Is there such a thing as phone phishing?

My sister received a phone call from me last night while we were both asleep. Any explanations?

Of course there’s such a thing as phone phishing-- that’s how a large fraction of phishing occurs, and it phishing can be done over any communication medium at all.

I’m guessing, though, that what you’re actually wondering about is phone spoofing, that is, making a call look like it came from someone else. That’s possible, too, and although I don’t know the details, I’d guess that it’s not even very hard.

I ass/u/me you mean your Caller ID showed up on her phone, not that some mysterious doppelganger actually called and spoke with her?

You sleep-dialed? You rolled-over-on-your-phone-dialed? She was mistaken?

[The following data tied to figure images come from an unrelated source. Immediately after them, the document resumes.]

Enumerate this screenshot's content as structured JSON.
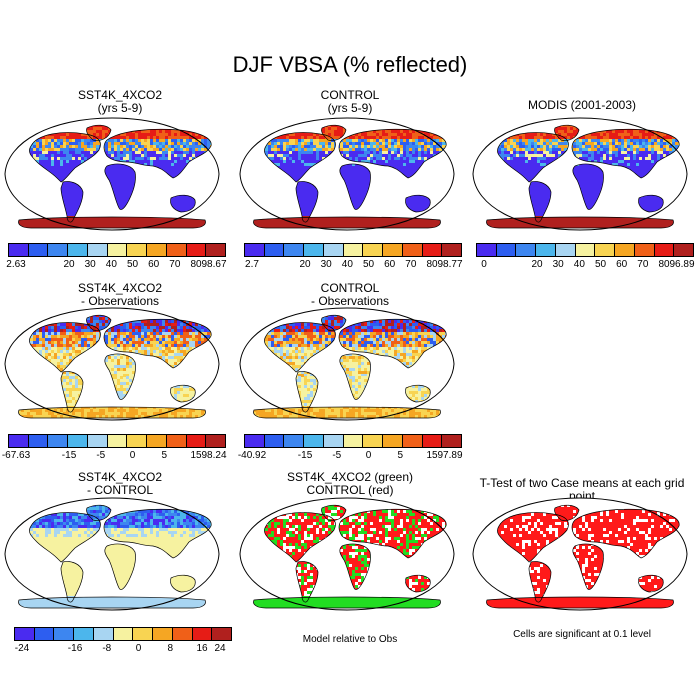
{
  "title": "DJF VBSA (% reflected)",
  "colors": {
    "ocean": "#ffffff",
    "coast": "#000000",
    "palette": [
      "#4a2bf0",
      "#2d5ef0",
      "#3d86f0",
      "#4cb6ec",
      "#a8d5f2",
      "#f6f2a0",
      "#f8d452",
      "#f5a623",
      "#f06018",
      "#e61c16",
      "#b0201e"
    ],
    "green": "#22dd22",
    "red": "#ff1a1a"
  },
  "panels": [
    {
      "title_lines": [
        "SST4K_4XCO2",
        "(yrs 5-9)"
      ],
      "ticks": [
        "2.63",
        "20",
        "30",
        "40",
        "50",
        "60",
        "70",
        "80",
        "98.67"
      ]
    },
    {
      "title_lines": [
        "CONTROL",
        "(yrs 5-9)"
      ],
      "ticks": [
        "2.7",
        "20",
        "30",
        "40",
        "50",
        "60",
        "70",
        "80",
        "98.77"
      ]
    },
    {
      "title_lines": [
        "MODIS (2001-2003)",
        ""
      ],
      "ticks": [
        "0",
        "20",
        "30",
        "40",
        "50",
        "60",
        "70",
        "80",
        "96.89"
      ]
    },
    {
      "title_lines": [
        "SST4K_4XCO2",
        "- Observations"
      ],
      "ticks": [
        "-67.63",
        "-15",
        "-5",
        "0",
        "5",
        "15",
        "98.24"
      ]
    },
    {
      "title_lines": [
        "CONTROL",
        "- Observations"
      ],
      "ticks": [
        "-40.92",
        "-15",
        "-5",
        "0",
        "5",
        "15",
        "97.89"
      ]
    },
    {
      "title_lines": [
        "SST4K_4XCO2",
        "- CONTROL"
      ],
      "ticks": [
        "-24",
        "-16",
        "-8",
        "0",
        "8",
        "16",
        "24"
      ]
    },
    {
      "title_lines": [
        "SST4K_4XCO2 (green)",
        "CONTROL (red)"
      ],
      "note": "Model relative to Obs"
    },
    {
      "title_lines": [
        "T-Test of two Case means at each grid point",
        ""
      ],
      "note": "Cells are significant at 0.1 level"
    }
  ]
}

Caller ID is almost trivially easy to spoof and fake, and one common ploy is to use the CID of the number being called, as it will seem familiar and “okay” if the recipient doesn’t think too long about it. Possibility: it was a same-number spoof, and her phone line or service has your name on it for some reason (credit, etc.)?

Hell, I’ve gotten a call from myself on a couple of occasions! Caller ID spoofing is the most likely explanation.

That wouldn’t work for me, since I’m extremely unlikely to get any real call from Montana (where my phone’s area code is), other than one specific friend who’s in my contact list by name. If I see a Montana phone number and it doesn’t say “Call from Joe”, then I’d just assume that it was a wrong number (at least, until I looked twice and recognized the number, which is the only Montana number I’d recognize specifically).

There’s an etymological connection as well. “Phone phreaks” were people who exploited holes in the old telephone system to make free long distance calls and such. The substitution of “f” by “ph” within that community became more common and by the mid 90s they starting exploiting dial-up online communities to get access, credit card numbers, etc. For a while the difference between a phreaker and a phisher was small.

With VoIP being a virtually no cost way of making a lot of long distance calls, a phisher can go back to using phone exploits (like faking caller ID) to run a scam.

And it being an election season, all of us with landlines are getting hit continuously with phishing polls.

Caller ID is like email, where it’s only going to tell you who the sender is claiming they are. There’s no checking or verification. So spoofing is easy. I’ve often received a phone call claiming to be my own number, I generally don’t bother to answer.

Or like snail mail, for that matter. A sender could write anything they want in the corner of the envelope for the return address.

True enough!

And email does actually have checks that are used by spam detectors. You can see the chain of servers that the email went through. If those seem fishy, your email provider will probably mark it as spam.

So I’d argue it’s easier to spoof snail mail, since I don’t know any mail carrier who checks.

I certainly get an annoyingly large amount of junk snail mail that doesn’t have any return address at all.